Les répercussions du conflit en Iran se font sentir sans délai sur les marchés européens. Ce lundi, le prix du gaz sur le Vieux Continent a connu une nouvelle envolée spectaculaire, directement liée aux tensions au Moyen-Orient. La fermeture du détroit d'Ormuz et la suspension de la production de gaz naturel liquéfié (GNL) par la compagnie qatarie QatarEnergy ont créé un choc immédiat sur les cours.

Une hausse historique des prix du gaz

Vers 08h50 GMT (9h50 heure française), le contrat à terme du TTF néerlandais, référence européenne incontournable, a grimpé de plus de 23%. Cette augmentation fait suite à un bond initial de plus de 33%, portant le prix à 59,445 euros le mégawattheure.
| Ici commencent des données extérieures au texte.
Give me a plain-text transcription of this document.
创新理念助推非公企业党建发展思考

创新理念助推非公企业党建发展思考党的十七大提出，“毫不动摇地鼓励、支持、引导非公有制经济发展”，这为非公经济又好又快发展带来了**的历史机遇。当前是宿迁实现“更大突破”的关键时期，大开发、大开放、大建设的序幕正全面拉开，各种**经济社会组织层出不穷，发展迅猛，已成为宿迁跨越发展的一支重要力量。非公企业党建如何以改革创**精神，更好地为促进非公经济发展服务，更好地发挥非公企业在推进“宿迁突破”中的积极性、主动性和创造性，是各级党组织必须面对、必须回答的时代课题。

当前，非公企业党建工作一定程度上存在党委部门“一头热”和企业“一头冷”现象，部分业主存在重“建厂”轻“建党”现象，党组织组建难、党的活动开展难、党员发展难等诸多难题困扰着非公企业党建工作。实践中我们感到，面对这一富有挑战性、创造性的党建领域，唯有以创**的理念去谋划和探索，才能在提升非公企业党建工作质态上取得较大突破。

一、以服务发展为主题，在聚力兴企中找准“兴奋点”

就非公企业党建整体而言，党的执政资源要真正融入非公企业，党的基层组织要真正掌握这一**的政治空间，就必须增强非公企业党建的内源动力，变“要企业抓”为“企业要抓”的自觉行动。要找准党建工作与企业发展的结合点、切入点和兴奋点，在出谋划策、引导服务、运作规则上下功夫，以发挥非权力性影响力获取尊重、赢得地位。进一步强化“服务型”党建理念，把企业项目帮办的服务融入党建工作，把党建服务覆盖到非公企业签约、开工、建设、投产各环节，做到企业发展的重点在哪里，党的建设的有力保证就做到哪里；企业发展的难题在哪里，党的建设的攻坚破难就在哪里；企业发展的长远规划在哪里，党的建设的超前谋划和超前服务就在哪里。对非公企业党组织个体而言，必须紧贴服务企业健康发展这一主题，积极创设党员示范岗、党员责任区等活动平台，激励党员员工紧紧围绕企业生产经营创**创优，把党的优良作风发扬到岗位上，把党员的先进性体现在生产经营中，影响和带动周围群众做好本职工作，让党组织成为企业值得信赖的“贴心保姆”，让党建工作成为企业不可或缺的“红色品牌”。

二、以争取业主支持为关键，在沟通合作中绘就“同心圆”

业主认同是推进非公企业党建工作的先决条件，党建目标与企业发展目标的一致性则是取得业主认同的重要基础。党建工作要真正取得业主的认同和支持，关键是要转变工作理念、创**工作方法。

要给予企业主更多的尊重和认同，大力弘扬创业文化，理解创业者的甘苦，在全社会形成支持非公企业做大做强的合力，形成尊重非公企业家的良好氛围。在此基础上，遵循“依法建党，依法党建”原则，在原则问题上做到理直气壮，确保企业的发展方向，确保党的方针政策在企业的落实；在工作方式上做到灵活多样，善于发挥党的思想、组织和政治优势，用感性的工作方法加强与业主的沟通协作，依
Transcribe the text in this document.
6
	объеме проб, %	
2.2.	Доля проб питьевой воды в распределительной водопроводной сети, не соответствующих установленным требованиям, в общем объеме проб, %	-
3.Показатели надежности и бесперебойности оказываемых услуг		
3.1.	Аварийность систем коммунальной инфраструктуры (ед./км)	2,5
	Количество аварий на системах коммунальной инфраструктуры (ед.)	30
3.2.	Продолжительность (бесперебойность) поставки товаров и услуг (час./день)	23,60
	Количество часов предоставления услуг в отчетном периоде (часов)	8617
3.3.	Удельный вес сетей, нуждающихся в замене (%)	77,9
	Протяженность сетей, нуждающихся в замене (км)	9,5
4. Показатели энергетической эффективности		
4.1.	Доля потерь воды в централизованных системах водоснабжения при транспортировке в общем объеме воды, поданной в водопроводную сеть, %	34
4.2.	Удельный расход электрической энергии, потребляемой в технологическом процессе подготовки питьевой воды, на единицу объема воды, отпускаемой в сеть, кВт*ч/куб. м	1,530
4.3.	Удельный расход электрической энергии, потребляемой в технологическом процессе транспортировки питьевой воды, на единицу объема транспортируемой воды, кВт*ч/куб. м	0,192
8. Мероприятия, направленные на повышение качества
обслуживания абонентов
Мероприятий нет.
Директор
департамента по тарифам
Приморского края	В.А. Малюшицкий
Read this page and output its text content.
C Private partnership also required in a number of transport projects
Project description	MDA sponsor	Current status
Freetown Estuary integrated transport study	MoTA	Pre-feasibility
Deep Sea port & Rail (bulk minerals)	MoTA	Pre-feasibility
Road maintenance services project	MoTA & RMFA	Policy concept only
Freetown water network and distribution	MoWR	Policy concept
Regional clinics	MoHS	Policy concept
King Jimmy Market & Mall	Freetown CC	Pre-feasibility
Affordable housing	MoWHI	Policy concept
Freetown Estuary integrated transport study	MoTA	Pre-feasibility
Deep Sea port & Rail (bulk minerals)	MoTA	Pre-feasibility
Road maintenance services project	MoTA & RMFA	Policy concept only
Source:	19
Il s'agit d'un niveau jamais atteint depuis février 2023, période marquée par l'envolée des prix due à la guerre en Ukraine.
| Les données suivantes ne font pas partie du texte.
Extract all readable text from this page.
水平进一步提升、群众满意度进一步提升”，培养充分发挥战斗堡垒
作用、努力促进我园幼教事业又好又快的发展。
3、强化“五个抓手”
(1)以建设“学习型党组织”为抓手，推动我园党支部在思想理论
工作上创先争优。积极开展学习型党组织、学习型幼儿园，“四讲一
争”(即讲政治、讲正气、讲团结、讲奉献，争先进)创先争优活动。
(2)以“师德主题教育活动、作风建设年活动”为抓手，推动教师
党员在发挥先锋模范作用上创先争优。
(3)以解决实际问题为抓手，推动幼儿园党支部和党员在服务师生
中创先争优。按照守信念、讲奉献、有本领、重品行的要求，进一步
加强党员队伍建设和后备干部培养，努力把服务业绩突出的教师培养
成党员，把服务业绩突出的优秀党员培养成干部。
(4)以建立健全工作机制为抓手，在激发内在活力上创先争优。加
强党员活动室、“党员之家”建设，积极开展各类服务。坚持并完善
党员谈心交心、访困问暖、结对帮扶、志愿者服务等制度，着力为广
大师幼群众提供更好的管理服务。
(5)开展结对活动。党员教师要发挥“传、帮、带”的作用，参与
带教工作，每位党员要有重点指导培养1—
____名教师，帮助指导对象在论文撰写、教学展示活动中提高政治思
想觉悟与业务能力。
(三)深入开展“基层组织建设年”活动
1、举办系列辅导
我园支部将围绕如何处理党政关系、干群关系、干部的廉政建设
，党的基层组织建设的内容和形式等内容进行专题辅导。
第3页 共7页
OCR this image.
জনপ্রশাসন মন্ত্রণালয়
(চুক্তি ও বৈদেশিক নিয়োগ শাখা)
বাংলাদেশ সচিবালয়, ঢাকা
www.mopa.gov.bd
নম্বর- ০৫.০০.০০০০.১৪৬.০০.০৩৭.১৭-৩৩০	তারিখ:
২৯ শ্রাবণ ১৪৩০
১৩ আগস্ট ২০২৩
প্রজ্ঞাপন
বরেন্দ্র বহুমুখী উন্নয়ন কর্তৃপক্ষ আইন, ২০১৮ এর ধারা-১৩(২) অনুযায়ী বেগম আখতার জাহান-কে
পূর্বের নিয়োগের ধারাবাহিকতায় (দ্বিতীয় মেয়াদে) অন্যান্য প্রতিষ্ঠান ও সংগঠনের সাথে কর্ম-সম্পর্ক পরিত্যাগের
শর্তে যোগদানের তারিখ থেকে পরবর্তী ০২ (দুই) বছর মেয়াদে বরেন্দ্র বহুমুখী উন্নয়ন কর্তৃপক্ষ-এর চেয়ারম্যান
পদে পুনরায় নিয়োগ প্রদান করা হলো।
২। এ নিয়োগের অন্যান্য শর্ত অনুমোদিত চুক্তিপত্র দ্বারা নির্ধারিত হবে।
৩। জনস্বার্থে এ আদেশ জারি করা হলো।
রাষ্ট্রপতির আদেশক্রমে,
Deux facteurs déterminants : le détroit bloqué et la production gelée

La situation s'est considérablement aggravée avec deux développements majeurs. D'une part, un responsable iranien a menacé lundi de « brûler » tout navire tentant de franchir le détroit d'Ormuz. Ce goulet d'étranglement stratégique voit transiter environ 20% du pétrole et du GNL mondiaux, et sa paralysie actuelle perturbe gravement les flux énergétiques globaux.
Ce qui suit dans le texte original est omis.